An Attempt To Decipher Pitino-ese

Tomorrow night during the Oscars, a bunch of celebrities will amble down the aisle, click-clack onto the stage, and, for a minute or so, blather and babble on, thanking everyone from their catering company to their great-aunt’s college roommate.  If we’re lucky, they may climb on their–(insert any arbitrarily random quasi-political issue here)–soapbox.

As they leave the stage, they will hold their Oscar slightly above their head–either as a final nod of respect, or a visually underhanded “eff-you” to their peers.

In reality, they will say nothing of substance. But the audience will clap, politely.

This is exactly how I feel when I watch press conferences.  Essentially, they’re nothing but curt, polite responses to a myriad of superficial questions.  (A few funny exceptions that never get old: here here, and here.)  Pre-game interviews are even worse because the coaches and players don’t have anything to be pissed/excited about yet. I realize this approach makes sense: why would a coach say anything of substance, giving the opponent an upper-hand? But that doesn’t make them any more exciting.

With that being said, let’s attempt to translate a few quotes from Coach Pitino’s press conference before the Cards host #6 Pittsburgh tomorrow.

“Pittsburgh is the most fundamentally perfect rebounding team in the Big East.”

Translation: I hope Terrence Jennings doesn’t cover his hands in Quikrete before the game. He’s played great lately, but if he does, it’s all up to Gorgui Dieng who, while fluent in five languages–Spanish, French, Italian, English, and, of course, his native Wolof–has yet to master Pitinoese. If they both fold like Murphy beds, we’re screwed.

“Our number one strength this year is our attitude, our willingness to pay the price to get a victory.”

Translation: I’d like to thank Samardo Samuels for declaring for the NBA Draft two years early, despite the fact that he had the toughness of that translator guy every one hated from Saving Private Ryan and the coordination of Edward Scissorhands.

“There’s no MVP of the season, just MVPs of every game.”

Translation: Sure, everyone U of L fan has a favorite player, but not one could make an unequivocally black-and-white case for our best player. This is a good thing. But, if I were handcuffed to choose an MVP it would be Karen Sypher–for becoming excessively crazy and outlandish, so much so that she will now spend nearly a decade in jail, thus easing my previously irritable sensibilities and allowing me to resurrect my coaching prowess.

“We don’t bring a lot of fans to the Big East tournament. It just hasn’t caught on yet.”

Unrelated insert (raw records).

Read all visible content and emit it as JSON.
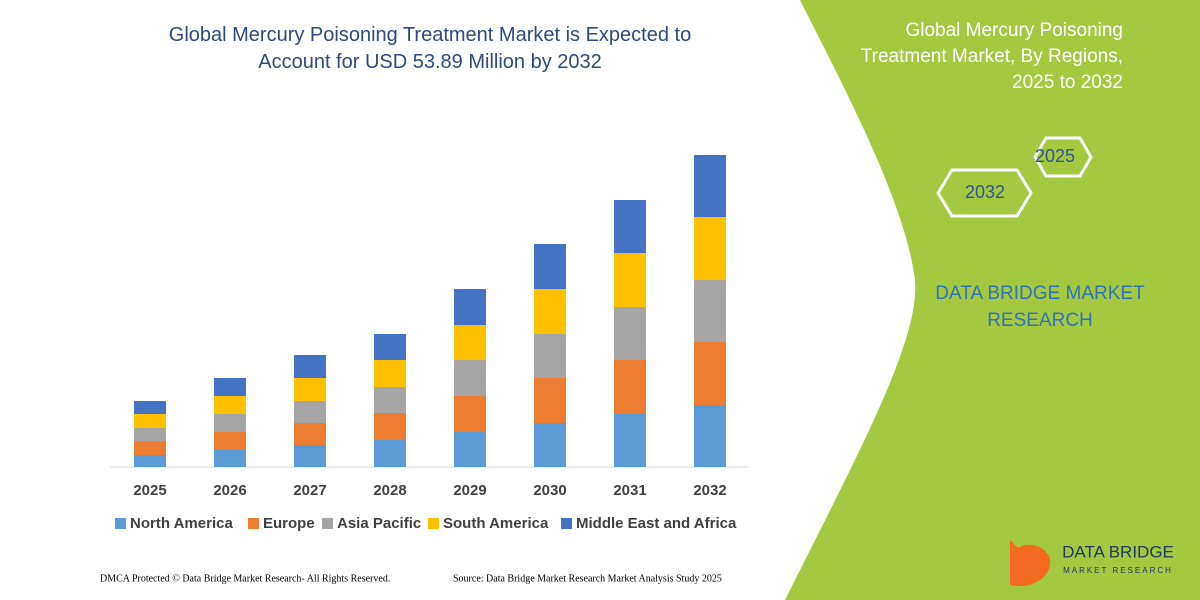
{
  "chart_data": {
    "type": "stacked_bar",
    "title": "Global Mercury Poisoning Treatment Market is Expected to Account for USD 53.89 Million by 2032",
    "categories": [
      "2025",
      "2026",
      "2027",
      "2028",
      "2029",
      "2030",
      "2031",
      "2032"
    ],
    "series": [
      {
        "name": "North America",
        "color": "#5b9bd5",
        "values": [
          12,
          17,
          22,
          27,
          35,
          44,
          53,
          62
        ]
      },
      {
        "name": "Europe",
        "color": "#ed7d31",
        "values": [
          14,
          18,
          22,
          27,
          36,
          45,
          54,
          63
        ]
      },
      {
        "name": "Asia Pacific",
        "color": "#a5a5a5",
        "values": [
          13,
          18,
          22,
          26,
          36,
          44,
          53,
          62
        ]
      },
      {
        "name": "South America",
        "color": "#ffc000",
        "values": [
          14,
          18,
          23,
          27,
          35,
          45,
          54,
          63
        ]
      },
      {
        "name": "Middle East and Africa",
        "color": "#4472c4",
        "values": [
          13,
          18,
          23,
          26,
          36,
          45,
          53,
          62
        ]
      }
    ],
    "ylim": [
      0,
      320
    ]
  },
  "panel": {
    "title": "Global Mercury Poisoning Treatment Market, By Regions, 2025 to 2032",
    "hexagons": [
      "2025",
      "2032"
    ],
    "brand": "DATA BRIDGE MARKET RESEARCH"
  },
  "logo": {
    "name": "DATA BRIDGE",
    "tagline": "MARKET RESEARCH"
  },
  "footer": {
    "left": "DMCA Protected © Data Bridge Market Research- All Rights Reserved.",
    "right": "Source: Data Bridge Market Research Market Analysis Study 2025"
  }
}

Translation: The rich, old people that can actually afford a week in New York City are too scared of New York City to come.  Also, they would probably ask the upstanding patrons sitting in front of them to sit down so that they could see. This would not end well. Trust me.

“I haven’t gotten around to (picking out) a wardrobe yet, that’s a bit further down the list…It is a whiteout, so if you’re not wearing white, you’re anti-Louisville.”

Translation: Yes, I’m wearing it again–sans black briefs. Sorry, ladies.

About the upcoming 25-year anniversary of taking Providence to the Final Four: “Making a Final Four creates a bond with your team for life. You can’t talk about it until you do it.”

Translation: I already did it for one unlikely team, why not now?

At the beginning of the season, I would have shirked such musings, without a second thought.  But now, my response is decidedly different.